Some PVCs do not create sufficient ejection volume or pressure for aortic valve opening and detectable aortic pressure (mechanical systole), leading to a concealed mechanical bradycardia. In our study, PVCs in group 2 were more efficient in ejecting into the aorta than PVCs in group 1, resulting in less concealed mechanical bradycardia. Frequent mechanically inefficient PVCs lead to sustained concealed mechanical bradycardia, decreased cardiac output [30] and increased LV diastolic pressures, volume overload, LV dilation, and LV systolic dysfunction. Furthermore, repeated lack of arterial pulse can be responsible for neurovegetative imbalance through baroreceptor reflex mechanism [31, 32], which may detoriate myocardial function over time. In our study, patients with impaired LV-GLS (group 1) have significantly lower PVC E wave flow and PVC SV values which supports the above mentioned mechanisms.
Some authors consider postextrasystolic potentiation (PEP) as a mechanism for PVC-CM. PEP significantly increases myocardial oxygen consumption [33–34], and when frequent this increased energy consumption may cause systolic dysfunction. However, this hypothesis has never been investigated. In our study, patients with impaired LV-GLS had a significantly higher post-PVC E wave flow and post-PVC SV values.
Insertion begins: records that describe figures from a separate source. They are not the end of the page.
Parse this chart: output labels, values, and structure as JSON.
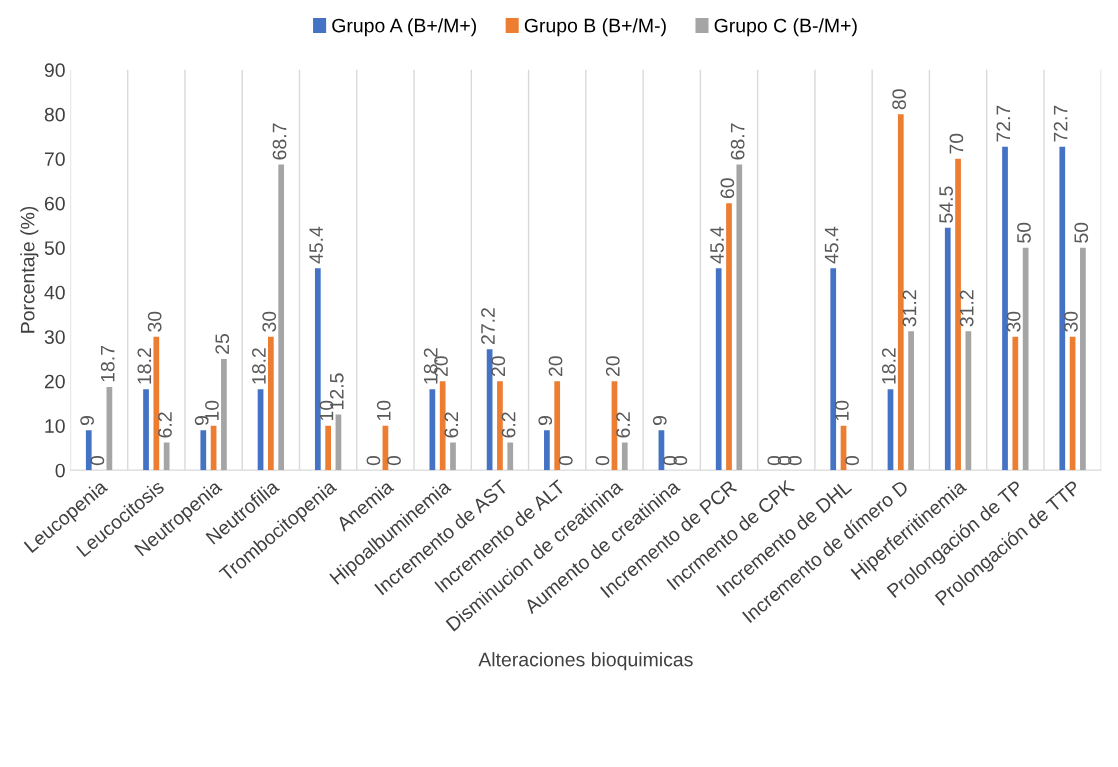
{
  "chart_data": {
    "type": "bar",
    "xlabel": "Alteraciones bioquimicas",
    "ylabel": "Porcentaje (%)",
    "categories": [
      "Leucopenia",
      "Leucocitosis",
      "Neutropenia",
      "Neutrofilia",
      "Trombocitopenia",
      "Anemia",
      "Hipoalbuminemia",
      "Incremento de AST",
      "Incremento de ALT",
      "Disminucion de creatinina",
      "Aumento de creatinina",
      "Incremento de PCR",
      "Incrmento de CPK",
      "Incremento de DHL",
      "Incremento de dímero D",
      "Hiperferritinemia",
      "Prolongación de TP",
      "Prolongación de TTP"
    ],
    "series": [
      {
        "name": "Grupo A (B+/M+)",
        "color": "#4472c4",
        "values": [
          9,
          18.2,
          9,
          18.2,
          45.4,
          0,
          18.2,
          27.2,
          9,
          0,
          9,
          45.4,
          0,
          45.4,
          18.2,
          54.5,
          72.7,
          72.7
        ]
      },
      {
        "name": "Grupo B (B+/M-)",
        "color": "#ed7d31",
        "values": [
          0,
          30,
          10,
          30,
          10,
          10,
          20,
          20,
          20,
          20,
          0,
          60,
          0,
          10,
          80,
          70,
          30,
          30
        ]
      },
      {
        "name": "Grupo C (B-/M+)",
        "color": "#a5a5a5",
        "values": [
          18.7,
          6.2,
          25,
          68.7,
          12.5,
          0,
          6.2,
          6.2,
          0,
          6.2,
          0,
          68.7,
          0,
          0,
          31.2,
          31.2,
          50,
          50
        ]
      }
    ],
    "ylim": [
      0,
      90
    ],
    "yticks": [
      0,
      10,
      20,
      30,
      40,
      50,
      60,
      70,
      80,
      90
    ],
    "grid": "x",
    "legend": "top",
    "data_labels": true
  }
}
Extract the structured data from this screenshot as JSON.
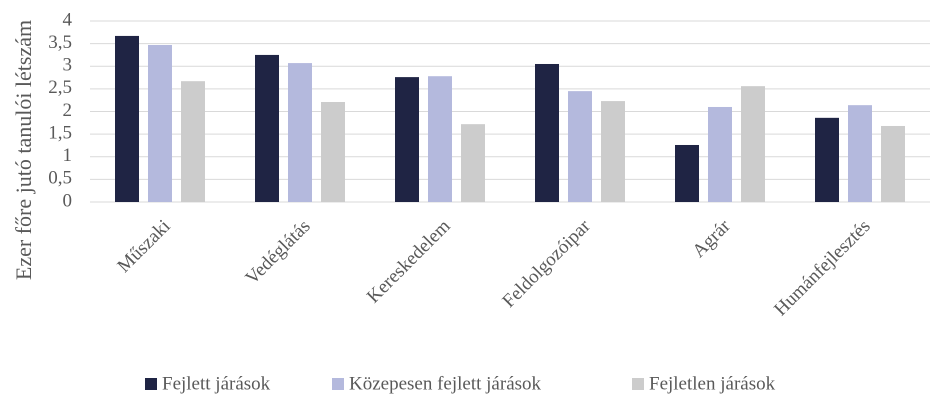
{
  "chart_data": {
    "type": "bar",
    "y_label": "Ezer főre jutó tanulói létszám",
    "categories": [
      "Műszaki",
      "Vedéglátás",
      "Kereskedelem",
      "Feldolgozóipar",
      "Agrár",
      "Humánfejlesztés"
    ],
    "series": [
      {
        "name": "Fejlett járások",
        "color": "#1f2444",
        "values": [
          3.67,
          3.25,
          2.76,
          3.05,
          1.26,
          1.86
        ]
      },
      {
        "name": "Közepesen fejlett járások",
        "color": "#b4b9dd",
        "values": [
          3.47,
          3.07,
          2.78,
          2.45,
          2.1,
          2.14
        ]
      },
      {
        "name": "Fejletlen járások",
        "color": "#cccccc",
        "values": [
          2.67,
          2.21,
          1.72,
          2.23,
          2.56,
          1.68
        ]
      }
    ],
    "ylim": [
      0,
      4
    ],
    "yticks": [
      0,
      {
        "value": 0.5,
        "label": "0,5"
      },
      1,
      {
        "value": 1.5,
        "label": "1,5"
      },
      2,
      {
        "value": 2.5,
        "label": "2,5"
      },
      3,
      {
        "value": 3.5,
        "label": "3,5"
      },
      4
    ],
    "grid": true,
    "legend": "bottom"
  }
}
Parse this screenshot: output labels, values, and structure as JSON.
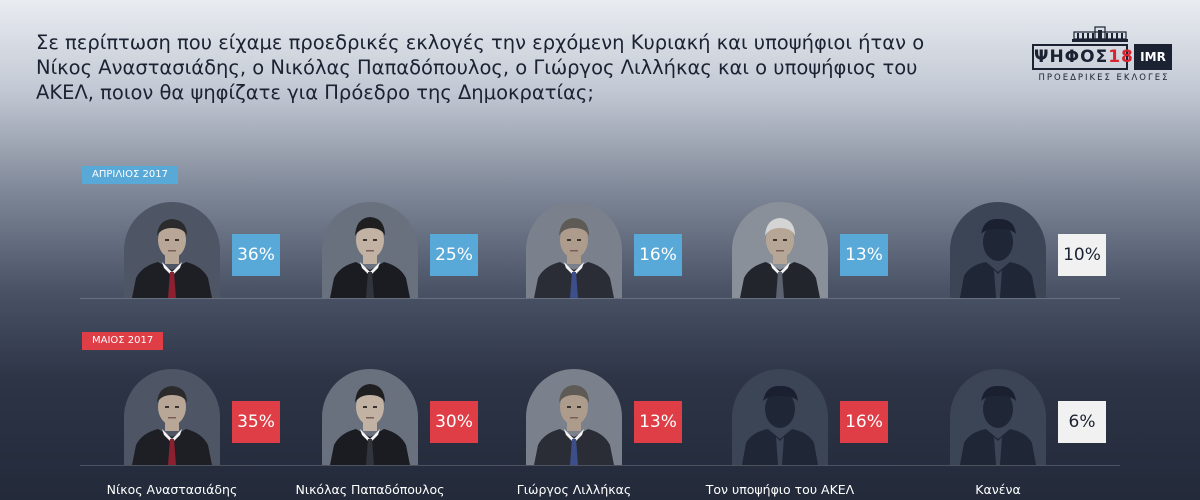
{
  "question": "Σε περίπτωση που είχαμε προεδρικές εκλογές την ερχόμενη Κυριακή και υποψήφιοι ήταν ο Νίκος Αναστασιάδης, ο Νικόλας Παπαδόπουλος, ο Γιώργος Λιλλήκας και ο υποψήφιος του ΑΚΕΛ, ποιον θα ψηφίζατε για Πρόεδρο της Δημοκρατίας;",
  "logo": {
    "main": "ΨΗΦΟΣ",
    "year": "18",
    "badge": "IMR",
    "subtitle": "ΠΡΟΕΔΡΙΚΕΣ ΕΚΛΟΓΕΣ"
  },
  "colors": {
    "april": "#58a9d8",
    "may": "#df3e47",
    "neutral": "#f1f1f1",
    "text_dark": "#1b2232"
  },
  "chart_data": {
    "type": "table",
    "categories": [
      "Νίκος Αναστασιάδης",
      "Νικόλας Παπαδόπουλος",
      "Γιώργος Λιλλήκας",
      "Τον υποψήφιο του ΑΚΕΛ",
      "Κανένα"
    ],
    "series": [
      {
        "name": "ΑΠΡΙΛΙΟΣ 2017",
        "values": [
          36,
          25,
          16,
          13,
          10
        ],
        "labels": [
          "36%",
          "25%",
          "16%",
          "13%",
          "10%"
        ],
        "photos": [
          "anastasiades-photo",
          "papadopoulos-photo",
          "lillikas-photo",
          "stefanou-photo",
          "silhouette-icon"
        ]
      },
      {
        "name": "ΜΑΙΟΣ 2017",
        "values": [
          35,
          30,
          13,
          16,
          6
        ],
        "labels": [
          "35%",
          "30%",
          "13%",
          "16%",
          "6%"
        ],
        "photos": [
          "anastasiades-photo",
          "papadopoulos-photo",
          "lillikas-photo",
          "silhouette-icon",
          "silhouette-icon"
        ]
      }
    ]
  }
}
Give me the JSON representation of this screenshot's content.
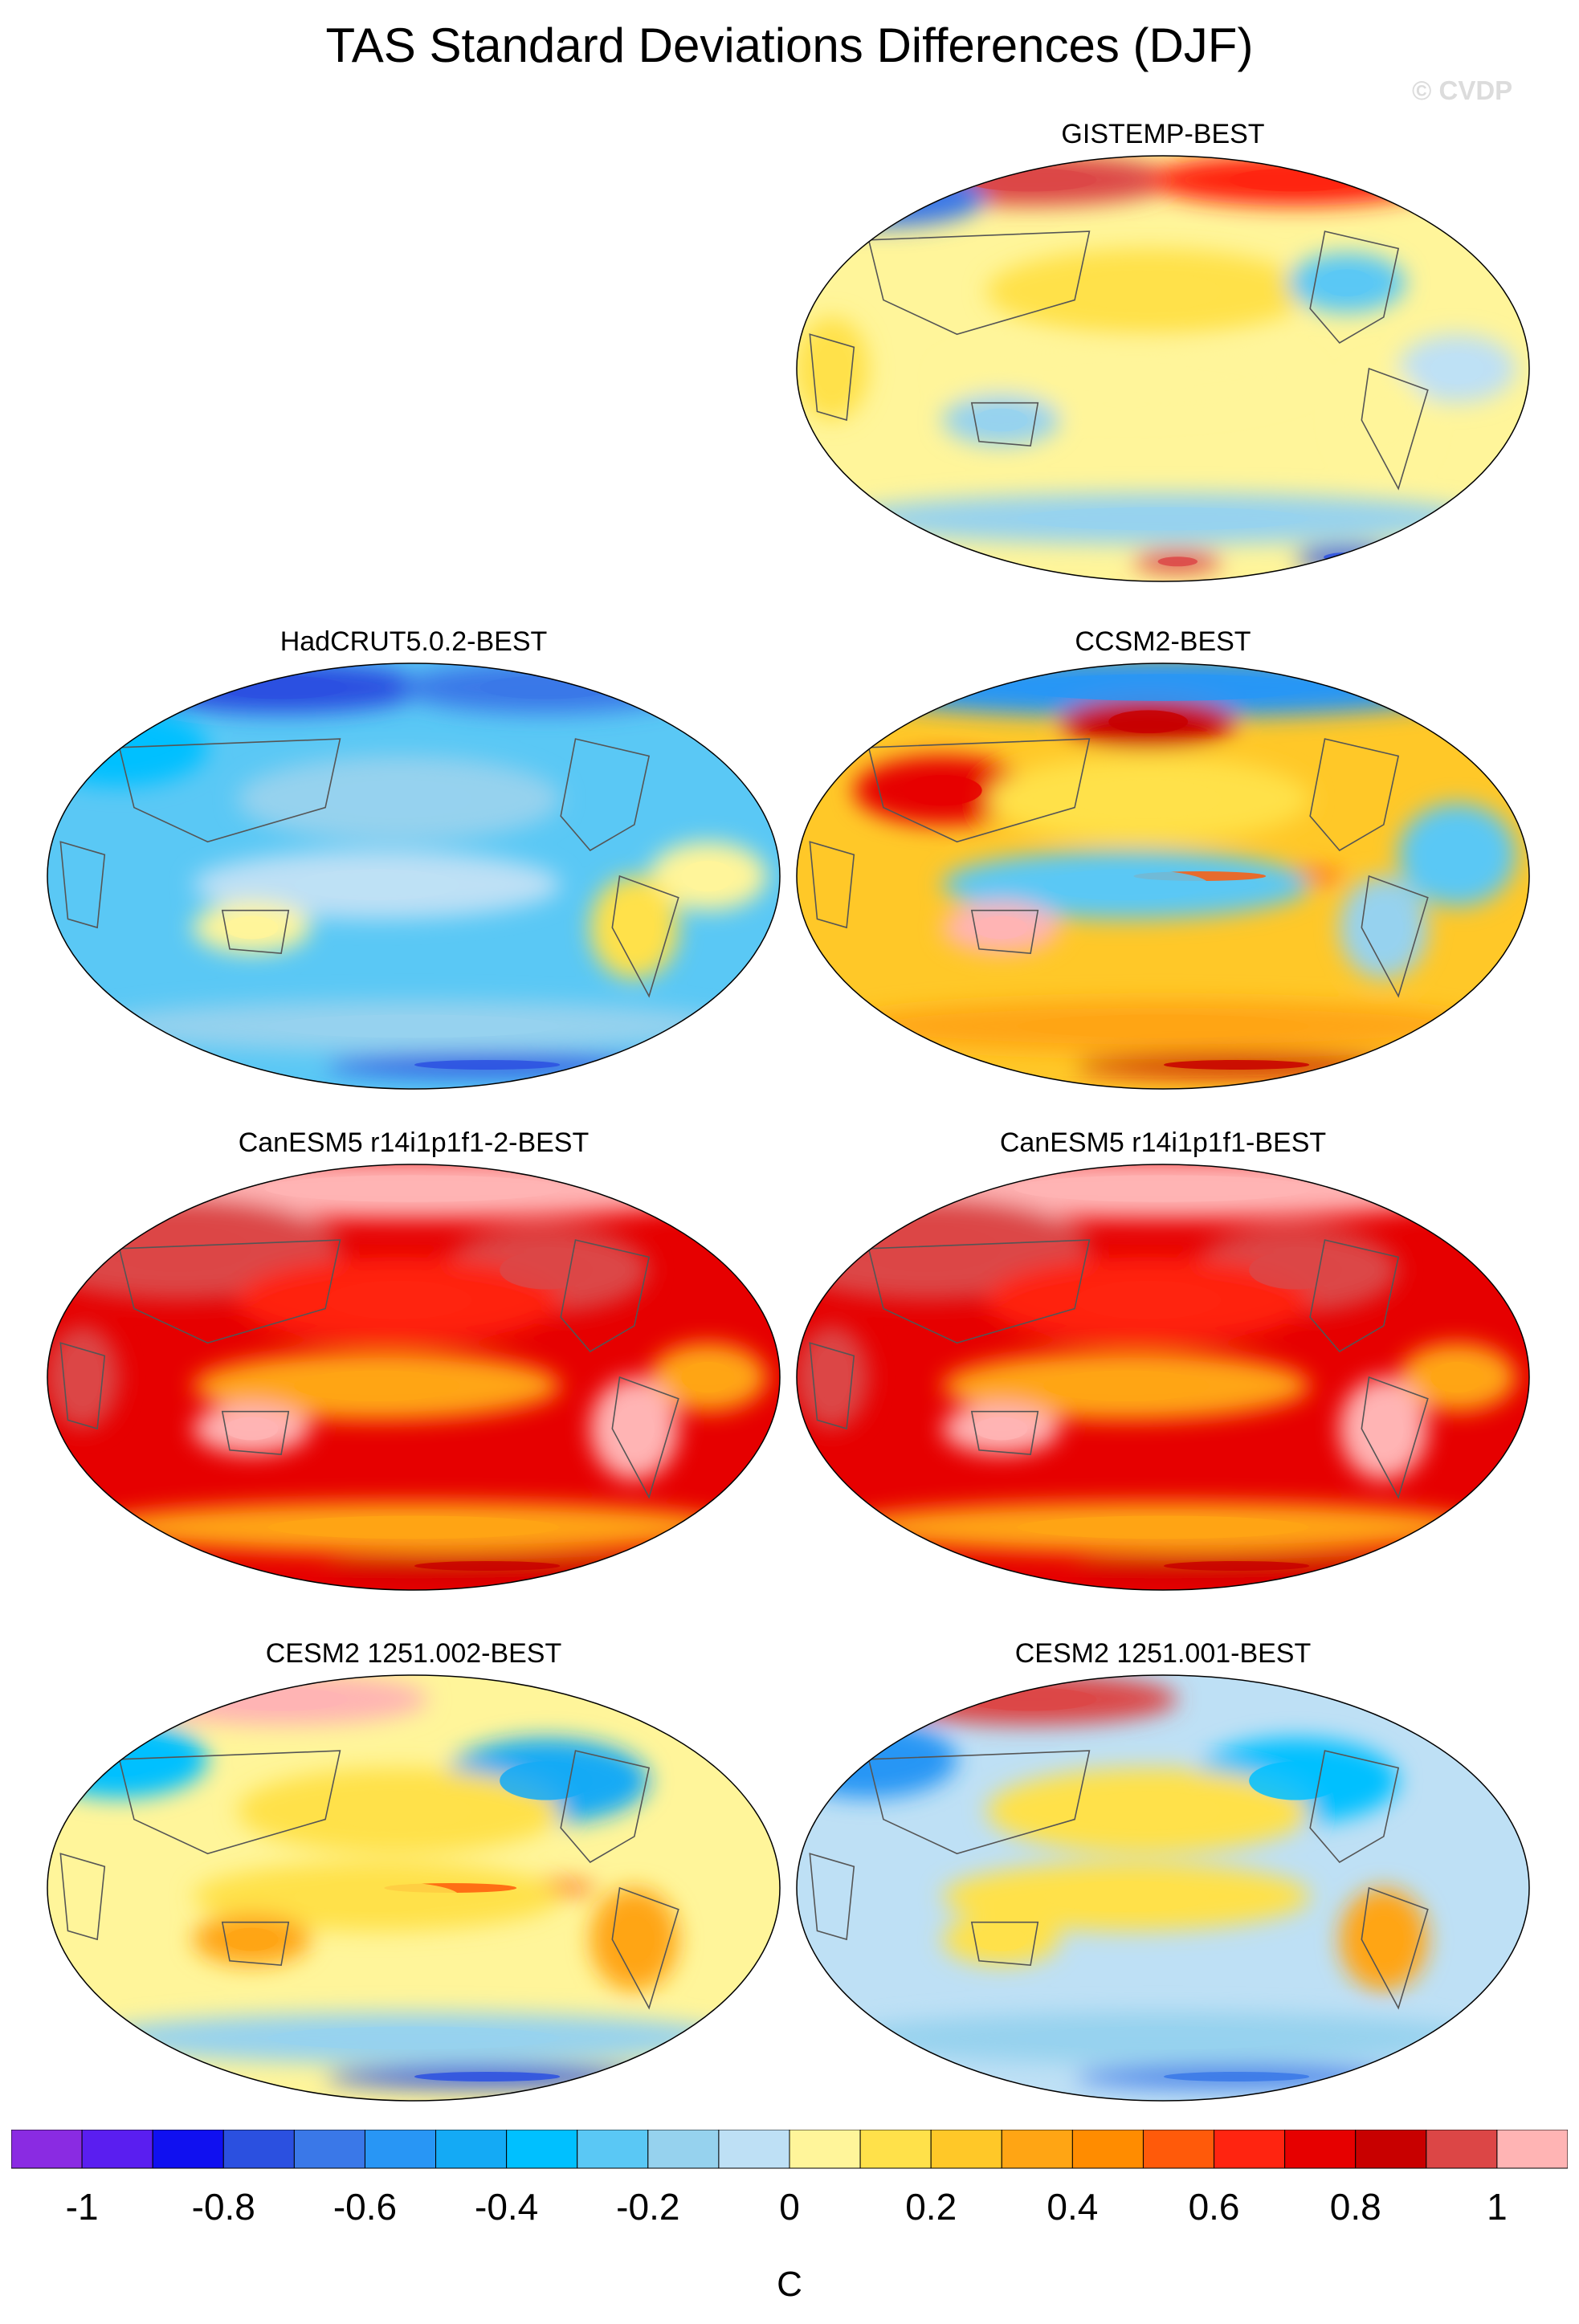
{
  "title": "TAS Standard Deviations Differences (DJF)",
  "watermark": "© CVDP",
  "colors": {
    "palette": [
      "#8a2be2",
      "#5a1ef0",
      "#1010f0",
      "#2b50e0",
      "#3a78e8",
      "#2896f5",
      "#14aaf5",
      "#00c0ff",
      "#5ac8f5",
      "#96d2ee",
      "#bee0f5",
      "#fff59a",
      "#ffe14a",
      "#ffc828",
      "#ffa514",
      "#ff8c00",
      "#ff5a0a",
      "#ff2410",
      "#e60000",
      "#c80000",
      "#dc4646",
      "#ffb4b4"
    ],
    "land_outline": "#555555"
  },
  "chart_data": [
    {
      "type": "heatmap",
      "title": "GISTEMP-BEST",
      "projection": "global equal-area (Winkel/Robinson-like), Pacific-centered",
      "season": "DJF",
      "units": "C",
      "value_range": [
        -1.0,
        1.0
      ],
      "regional_values": [
        {
          "region": "Arctic Siberia",
          "value": 0.9
        },
        {
          "region": "Arctic North America",
          "value": 0.6
        },
        {
          "region": "Scandinavia/Europe high latitudes",
          "value": -0.7
        },
        {
          "region": "North Pacific",
          "value": 0.1
        },
        {
          "region": "Eastern North America",
          "value": -0.3
        },
        {
          "region": "Tropical Pacific",
          "value": 0.05
        },
        {
          "region": "Tropical Atlantic",
          "value": -0.1
        },
        {
          "region": "Australia",
          "value": -0.2
        },
        {
          "region": "Africa",
          "value": 0.1
        },
        {
          "region": "South America",
          "value": 0.05
        },
        {
          "region": "Southern Ocean",
          "value": -0.15
        },
        {
          "region": "Antarctica Ross sector",
          "value": 0.9
        },
        {
          "region": "Antarctica Weddell sector",
          "value": -0.8
        }
      ]
    },
    {
      "type": "heatmap",
      "title": "HadCRUT5.0.2-BEST",
      "projection": "global equal-area (Winkel/Robinson-like), Pacific-centered",
      "season": "DJF",
      "units": "C",
      "value_range": [
        -1.0,
        1.0
      ],
      "regional_values": [
        {
          "region": "Arctic Siberia",
          "value": -0.8
        },
        {
          "region": "Arctic North America",
          "value": -0.7
        },
        {
          "region": "Europe",
          "value": -0.4
        },
        {
          "region": "North Pacific",
          "value": -0.2
        },
        {
          "region": "Tropical Pacific",
          "value": -0.1
        },
        {
          "region": "Tropical Atlantic",
          "value": 0.05
        },
        {
          "region": "Australia",
          "value": 0.05
        },
        {
          "region": "South America",
          "value": 0.1
        },
        {
          "region": "Southern Ocean",
          "value": -0.15
        },
        {
          "region": "Antarctica coast",
          "value": -0.8
        }
      ]
    },
    {
      "type": "heatmap",
      "title": "CCSM2-BEST",
      "projection": "global equal-area (Winkel/Robinson-like), Pacific-centered",
      "season": "DJF",
      "units": "C",
      "value_range": [
        -1.0,
        1.0
      ],
      "regional_values": [
        {
          "region": "Arctic",
          "value": -0.6
        },
        {
          "region": "Alaska/Bering",
          "value": 0.8
        },
        {
          "region": "East Asia",
          "value": 0.7
        },
        {
          "region": "North Pacific",
          "value": 0.1
        },
        {
          "region": "Equatorial Pacific cold tongue",
          "value": 0.5
        },
        {
          "region": "Tropical Pacific",
          "value": -0.3
        },
        {
          "region": "Australia",
          "value": 1.0
        },
        {
          "region": "Atlantic",
          "value": -0.3
        },
        {
          "region": "South America",
          "value": -0.2
        },
        {
          "region": "Southern Ocean",
          "value": 0.3
        },
        {
          "region": "Antarctica coast",
          "value": 0.8
        }
      ]
    },
    {
      "type": "heatmap",
      "title": "CanESM5 r14i1p1f1-2-BEST",
      "projection": "global equal-area (Winkel/Robinson-like), Pacific-centered",
      "season": "DJF",
      "units": "C",
      "value_range": [
        -1.0,
        1.0
      ],
      "regional_values": [
        {
          "region": "Arctic",
          "value": 1.0
        },
        {
          "region": "Eurasia",
          "value": 0.9
        },
        {
          "region": "North America",
          "value": 0.9
        },
        {
          "region": "North Pacific",
          "value": 0.6
        },
        {
          "region": "Tropical Pacific",
          "value": 0.4
        },
        {
          "region": "Tropical Atlantic",
          "value": 0.3
        },
        {
          "region": "Australia",
          "value": 1.0
        },
        {
          "region": "South America",
          "value": 1.0
        },
        {
          "region": "Africa",
          "value": 0.9
        },
        {
          "region": "Southern Ocean",
          "value": 0.3
        },
        {
          "region": "Antarctica coast",
          "value": 0.8
        }
      ]
    },
    {
      "type": "heatmap",
      "title": "CanESM5 r14i1p1f1-BEST",
      "projection": "global equal-area (Winkel/Robinson-like), Pacific-centered",
      "season": "DJF",
      "units": "C",
      "value_range": [
        -1.0,
        1.0
      ],
      "regional_values": [
        {
          "region": "Arctic",
          "value": 1.0
        },
        {
          "region": "Eurasia",
          "value": 0.9
        },
        {
          "region": "North America",
          "value": 0.9
        },
        {
          "region": "North Pacific",
          "value": 0.6
        },
        {
          "region": "Tropical Pacific",
          "value": 0.4
        },
        {
          "region": "Tropical Atlantic",
          "value": 0.3
        },
        {
          "region": "Australia",
          "value": 1.0
        },
        {
          "region": "South America",
          "value": 1.0
        },
        {
          "region": "Africa",
          "value": 0.9
        },
        {
          "region": "Southern Ocean",
          "value": 0.3
        },
        {
          "region": "Antarctica coast",
          "value": 0.8
        }
      ]
    },
    {
      "type": "heatmap",
      "title": "CESM2 1251.002-BEST",
      "projection": "global equal-area (Winkel/Robinson-like), Pacific-centered",
      "season": "DJF",
      "units": "C",
      "value_range": [
        -1.0,
        1.0
      ],
      "regional_values": [
        {
          "region": "Arctic Siberia",
          "value": 1.0
        },
        {
          "region": "Europe",
          "value": -0.4
        },
        {
          "region": "North America",
          "value": -0.5
        },
        {
          "region": "North Pacific",
          "value": 0.2
        },
        {
          "region": "Equatorial Pacific cold tongue",
          "value": 0.5
        },
        {
          "region": "Tropical Pacific",
          "value": 0.1
        },
        {
          "region": "Australia",
          "value": 0.3
        },
        {
          "region": "South America",
          "value": 0.4
        },
        {
          "region": "Southern Ocean",
          "value": -0.2
        },
        {
          "region": "Antarctica coast",
          "value": -0.8
        }
      ]
    },
    {
      "type": "heatmap",
      "title": "CESM2 1251.001-BEST",
      "projection": "global equal-area (Winkel/Robinson-like), Pacific-centered",
      "season": "DJF",
      "units": "C",
      "value_range": [
        -1.0,
        1.0
      ],
      "regional_values": [
        {
          "region": "Arctic Siberia",
          "value": 0.9
        },
        {
          "region": "Europe",
          "value": -0.6
        },
        {
          "region": "North America",
          "value": -0.4
        },
        {
          "region": "North Pacific",
          "value": 0.2
        },
        {
          "region": "Tropical Pacific",
          "value": 0.1
        },
        {
          "region": "Australia",
          "value": 0.2
        },
        {
          "region": "South America",
          "value": 0.4
        },
        {
          "region": "Southern Ocean",
          "value": -0.15
        },
        {
          "region": "Antarctica coast",
          "value": -0.7
        }
      ]
    }
  ],
  "colorbar": {
    "ticks": [
      "-1",
      "-0.8",
      "-0.6",
      "-0.4",
      "-0.2",
      "0",
      "0.2",
      "0.4",
      "0.6",
      "0.8",
      "1"
    ],
    "tick_values": [
      -1,
      -0.8,
      -0.6,
      -0.4,
      -0.2,
      0,
      0.2,
      0.4,
      0.6,
      0.8,
      1
    ],
    "label": "C",
    "range": [
      -1.1,
      1.1
    ]
  }
}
Although we indicated a significant correlation between poor hemodynamic performance of PVCs and the presence of impaired LV-GLS, it is difficult to conclude with the results of this study that inefficient PVCs cause cardiomyopathy. Definitive conclusions cannot be drawn from this study, and only prospective studies can resolve this issue.
4.1. Limitations
Interpretation of the findings of this study is limited due to several factors. The study had a limited sample size, this precluded the definition of PVC-induced cardiomyopathy predictors and strain value cutoffs to determine the need for intervention including radiofrequency ablation. We were unable to examine variables that would have been useful in identifying subclinical left ventricular dysfunction in patients with normal ejection fraction, such as BNP levels, the Kansas City Cardiomyopathy Questionnaire, and the 6-minute walk distance. Long-term follow-up is needed to verify the results of the present study and to assess cardiac function recovery in patients with frequent PVCs undergoing clinical intervention. 2D-STE requires high-quality images, comparison of experimental results is restricted because parameters vary between different echocardiography devices and software workstations used for analysis. However, interobserver and intraobserver variability in strain values is good and consistent with previous studies. Future studies conducted with large sample size is necessary to determine the exact reference values.